In the 21st Century we have become used to the
thought that if this doesn’t work, I will just do the other thing instead. We are inundated with choices and options for
our children and ourselves so if one thing doesn’t work out, we move on to the
next. This goes against all I was taught
as a child. Remember the old saying, “If
at first you don’t succeed, try, try again.”
Well, that saying has been replaced with “if at first you don’t succeed
try again, and if that doesn’t work or it is too hard, or inconvenient, we will
find something else and quit the thing that is giving you a difficult time.”
In the 21st century most parents and adults are
searching for that one thing that hits every point on their check list. It excites, motivates and you are good at
it. Well, 99.9% of the time, this is not
really going to happen. If you are
lucky, maybe you find the activity on the first try and stick with it. However, the reality is, we continually
search for our children or ourselves to shine in the activity that is best for
them.
The age old saying is, you can polish a dull, ugly stone and
with enough polishing it because a beautiful work of art possibly even a diamond
in the rough or a gem. The theory of
practice makes perfect, is true. We have
a saying in the martial arts - fall down
9 times get up ten. Basically it implies don’t quit, don’t give up, don’t give in.

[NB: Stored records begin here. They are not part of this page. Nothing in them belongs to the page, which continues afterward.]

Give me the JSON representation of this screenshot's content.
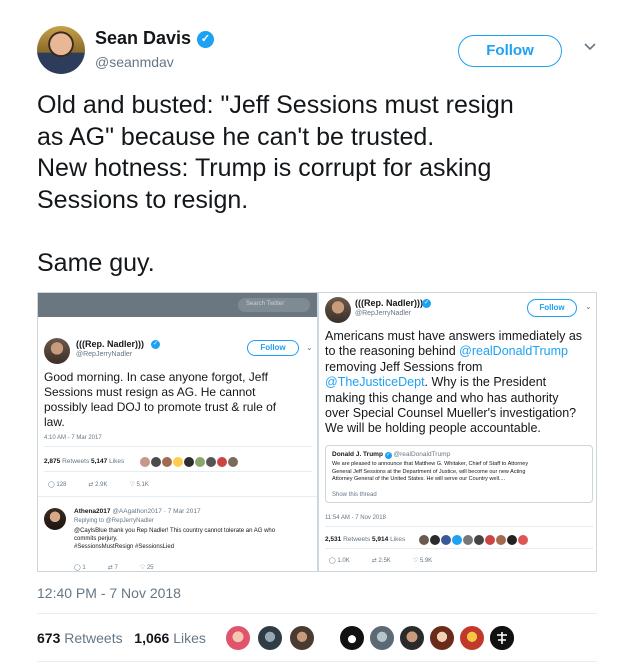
{
  "author": {
    "name": "Sean Davis",
    "handle": "@seanmdav",
    "verified_glyph": "✓",
    "follow_label": "Follow"
  },
  "tweet": {
    "text": "Old and busted: \"Jeff Sessions must resign\nas AG\" because he can't be trusted.\nNew hotness: Trump is corrupt for asking\nSessions to resign.\n\nSame guy.",
    "timestamp": "12:40 PM - 7 Nov 2018",
    "retweets": "673",
    "retweets_label": "Retweets",
    "likes": "1,066",
    "likes_label": "Likes"
  },
  "left_screenshot": {
    "search_placeholder": "Search Twitter",
    "name": "(((Rep. Nadler)))",
    "handle": "@RepJerryNadler",
    "follow_label": "Follow",
    "text": "Good morning.  In case anyone forgot, Jeff\nSessions must resign as AG.  He cannot\npossibly lead DOJ to promote trust & rule of\nlaw.",
    "time": "4:10 AM - 7 Mar 2017",
    "retweets": "2,875",
    "retweets_label": "Retweets",
    "likes": "5,147",
    "likes_label": "Likes",
    "action_reply": "128",
    "action_rt": "2.9K",
    "action_like": "5.1K",
    "reply": {
      "name": "Athena2017",
      "handle": "@AAgathon2017 · 7 Mar 2017",
      "replying_to": "Replying to @RepJerryNadler",
      "text": "@CaylsBlue thank you Rep Nadler! This country cannot tolerate an AG who\ncommits perjury.\n#SessionsMustResign #SessionsLied",
      "action_reply": "1",
      "action_rt": "7",
      "action_like": "25"
    }
  },
  "right_screenshot": {
    "name": "(((Rep. Nadler)))",
    "handle": "@RepJerryNadler",
    "follow_label": "Follow",
    "text_before": "Americans must have answers immediately as\nto the reasoning behind ",
    "mention1": "@realDonaldTrump",
    "text_mid1": "\nremoving Jeff Sessions from\n",
    "mention2": "@TheJusticeDept",
    "text_after": ". Why is the President\nmaking this change and who has authority\nover Special Counsel Mueller's investigation?\nWe will be holding people accountable.",
    "quote": {
      "name": "Donald J. Trump",
      "handle": "@realDonaldTrump",
      "text": "We are pleased to announce that Matthew G. Whitaker, Chief of Staff to Attorney\nGeneral Jeff Sessions at the Department of Justice, will become our new Acting\nAttorney General of the United States. He will serve our Country well....",
      "show_thread": "Show this thread"
    },
    "time": "11:54 AM - 7 Nov 2018",
    "retweets": "2,531",
    "retweets_label": "Retweets",
    "likes": "5,914",
    "likes_label": "Likes",
    "action_reply": "1.0K",
    "action_rt": "2.5K",
    "action_like": "5.9K"
  },
  "colors": {
    "accent": "#1da1f2",
    "text": "#14171a",
    "muted": "#657786"
  }
}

The real thought behind the sayings is simple, if you want something or
as parents you want things for your child, then DO NOT let them quit. You may want to refer to my other blog post “I
quit!” or “Mom, I want to quit, will you quit with me?”
I have also heard hundreds if not thousands of times parents
tell me, “we don’t want to force our child.”
I know for a fact this is simply not true, because you force your
children to do things all the time. What
if your child didn’t want to go to bed on time or brush their teeth, would you
allow it? The answer is, NO! So the
real question is why do you say you don’t want to force them to do
something. The real true answer is you
aren’t sure if this is worth pushing or forcing or arguing with them over. That leads to the old defeatist statement –
We chose our battles wisely. I know this
is true for some, but the reality is, you know what is right for your child and
what their future will hold if you do force, encourage and stay consistent with
an activity you will see and achieve results unimaginable. If I had a dollar for every person that heard
my speech and didn’t listen I would be a millionaire. However, I also have heard
those that did take my words of advice, stood tall and held their ground. They have come back to me with praise and
accolades on why it was the best choice they ever made.
Exceptional-ism is forged on consistency and practice, going
through trials, tribulations, failure and success is all part of the journey. A student only becomes exceptional if you
they put the time in or you push the envelope for them. Remember, they are no aware and do not have
the knowledge you have to make decisions. That is why it is called coaching or
parenting. I have taught martial arts
for over 35 years. I have taught 10’s of
thousands of students in my martial art school.
I have taught all over the world and have even coached thousands of
martial art school owners and teachers.
My goal is to encourage you to stop searching and simply stick with your
activity and become amazing becp,e EXCEPTIONAL.